Do simple
stuff well

I had an interesting experience once in organising a major conference. What made it interesting was we managed to get the Prime Minister to come to the event and spend an hour and a half sitting at tables with the Managing Directors there talking to them about their businesses.  Networking on steroids!

Naturally, as event organisers, we were pleased to be able to arrange this as extra value for the business leaders present, and had, of course, hoped for positive feedback.  What I didn’t envisage was the degree to which people seemed to think we were really, really clever or really well connected in order to have this special guest attend. 

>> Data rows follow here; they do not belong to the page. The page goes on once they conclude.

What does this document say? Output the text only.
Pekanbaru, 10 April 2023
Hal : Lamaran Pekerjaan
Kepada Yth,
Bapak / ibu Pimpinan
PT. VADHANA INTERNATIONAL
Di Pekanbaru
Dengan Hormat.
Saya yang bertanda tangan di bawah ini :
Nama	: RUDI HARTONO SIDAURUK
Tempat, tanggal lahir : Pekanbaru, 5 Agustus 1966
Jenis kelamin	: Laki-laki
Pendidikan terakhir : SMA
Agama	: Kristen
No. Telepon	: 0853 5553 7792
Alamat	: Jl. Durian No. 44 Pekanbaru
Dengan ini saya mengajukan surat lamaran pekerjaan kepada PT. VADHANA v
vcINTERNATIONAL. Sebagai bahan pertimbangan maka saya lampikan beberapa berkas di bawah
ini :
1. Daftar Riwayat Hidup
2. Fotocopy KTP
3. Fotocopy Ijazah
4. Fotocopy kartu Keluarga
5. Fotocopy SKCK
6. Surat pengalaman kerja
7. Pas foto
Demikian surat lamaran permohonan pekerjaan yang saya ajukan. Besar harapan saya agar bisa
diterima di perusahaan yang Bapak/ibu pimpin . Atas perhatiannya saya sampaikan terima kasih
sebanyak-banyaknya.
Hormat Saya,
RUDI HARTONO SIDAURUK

Given the plaudits, I don’t want to admit it, but I don’t really think either was true. It wasn’t really that difficult.

All the positive remarks about ‘Brilliant’, ‘What a coup’ and the like got me thinking though.

Just how had we achieved so easily something seen as such a success?  

The conclusion I reached was the same as I have many times before: Success in business is often the result of having a vision, a goal to focus on, and then simply doing the basics – what ought to be obvious – really well.

And in this article I thought I’d write up my reflections on what enabled us to succeed on this occasion.

Success in business is often the result of having a vision, a goal to focus on, and then simply doing the basics – what ought to be obvious – really well. 

Exploring the detail there are six key points and two further ones that emerge from this reflection itself:

Taking these one at a time:

Think hard about how you can delight your customers

The Prime Minister attending was no chance event.  It resulted from a conversation two years earlier about how the event then had gone and how we now had to make the next one even more outstanding! A process I strongly recommend.  

Ask not just how you can run a good event. Ask how you can make it exceptional.  How can you stand out from the crowd? To use Seth Godin’s phrase: “How can you be remarkable?” (From his great book Purple Cow: Transform Your Business by Being Remarkable)

Anyway, we came up with the idea of inviting the Prime Minister and decided to put in the thinking and effort to ‘give it a try’.

Focus on an ambitious vision / goal

Having decided to go for it, we spent some time assessing how to make it happen.  We’d seen others have him at their events so we knew it was achievable.  We simply had to work out and focus on doing what needed to be done.

Plan ahead

We could have planned for the Prime Minister at the next event.  But that was less than a year away, we already had some plans in place and we didn’t think we had time to do it properly.  So we decided to take the time we felt was necessary to make sure we had the greatest chance of success both in attracting him, and in making it happen. Inviting him two years later, when we next planned to be in his constiituency would be good, but then we moved on to what I suggest is the next tip from me:

Think about what drives other people (WIFM – “What’s in it for me?”)

Key to our success was, I think, our careful consideration of what was in it for the Prime Minister and how we could make it easy for him to accept our invitation.  We suspected his diary (for most things) would be planned well ahead – so giving ourselves more than a year would help.  We knew he, like most MPs, would be in his constituency on Fridays so we made the decision to locate the event in his constituency on a Friday.

And then we thought about the timing of the General Election.  If we clashed with the run up to the General Election year he'd have to pull out. But  ayear earlier would make a lot of sense as a time when he’d probably be wanting to gently set the election agenda with a group of business leaders.

Be prepared to ask (and be rejected)

Then we took the big step.  Actually Allie (she’s much braver than me) contacted his office to ask politely whether it might be possible. They said it might, as long as it was on a Friday when he was in the constituency and we could make sure he could talk to his constituents. And they said call back about 9 months before the date we were planning.

Deliver the promise – Do the detail

It’s obvious and simple, but missed so often.  We then followed through on their requests.  We planned the contact date in Summer 2013, approached them again, gave them a couple of preferred Fridays to choose from and committed to ensuring he’d meet his constituents.  And after consulting, the PM came back and said he’d agreed to do it! All we had to do then was make the rest of the detail happen – like confirm a venue, get a panel, get an audience etc.

Which just leaves two final learning points I’m drawing from this experience:

Solicit quantitative and qualitative feedback

At the ‘pinnacle’ of my corporate career I was responsible for 500 people being trained across 16 training centres every day. And we collated analysed and acted on feedback from every one.  It enabled us to be the quality brand and the market leader.

Proactive comments are valuable, you can only understand how well an event has really gone if you collate feedback from the 80% of people who don’t proactively offer their views.  And it’s that feedback and the number of people making very strongly positive comments about our ‘Coup’ in attracting the Prime Minister that took me down this path of reflection.

Review and learn from every experience good and bad

And finally, it’s only because I read through every feedback form and thought about the patterns in what was being said that I got to think about the learning I’m sharing in this blog. There is an element of me that thinks what I’m saying here is simple and basic, but in some ways that’s the point.  Much of business is largely about getting the basics right, and if this blog reminds you of a few basics and challenges you to check you’re doing them, then I’ve achieved my goal in writing this blog.

My intent is that by sharing my thinking I stimulate your own thoughts and by doing so help you lead your business more successfully!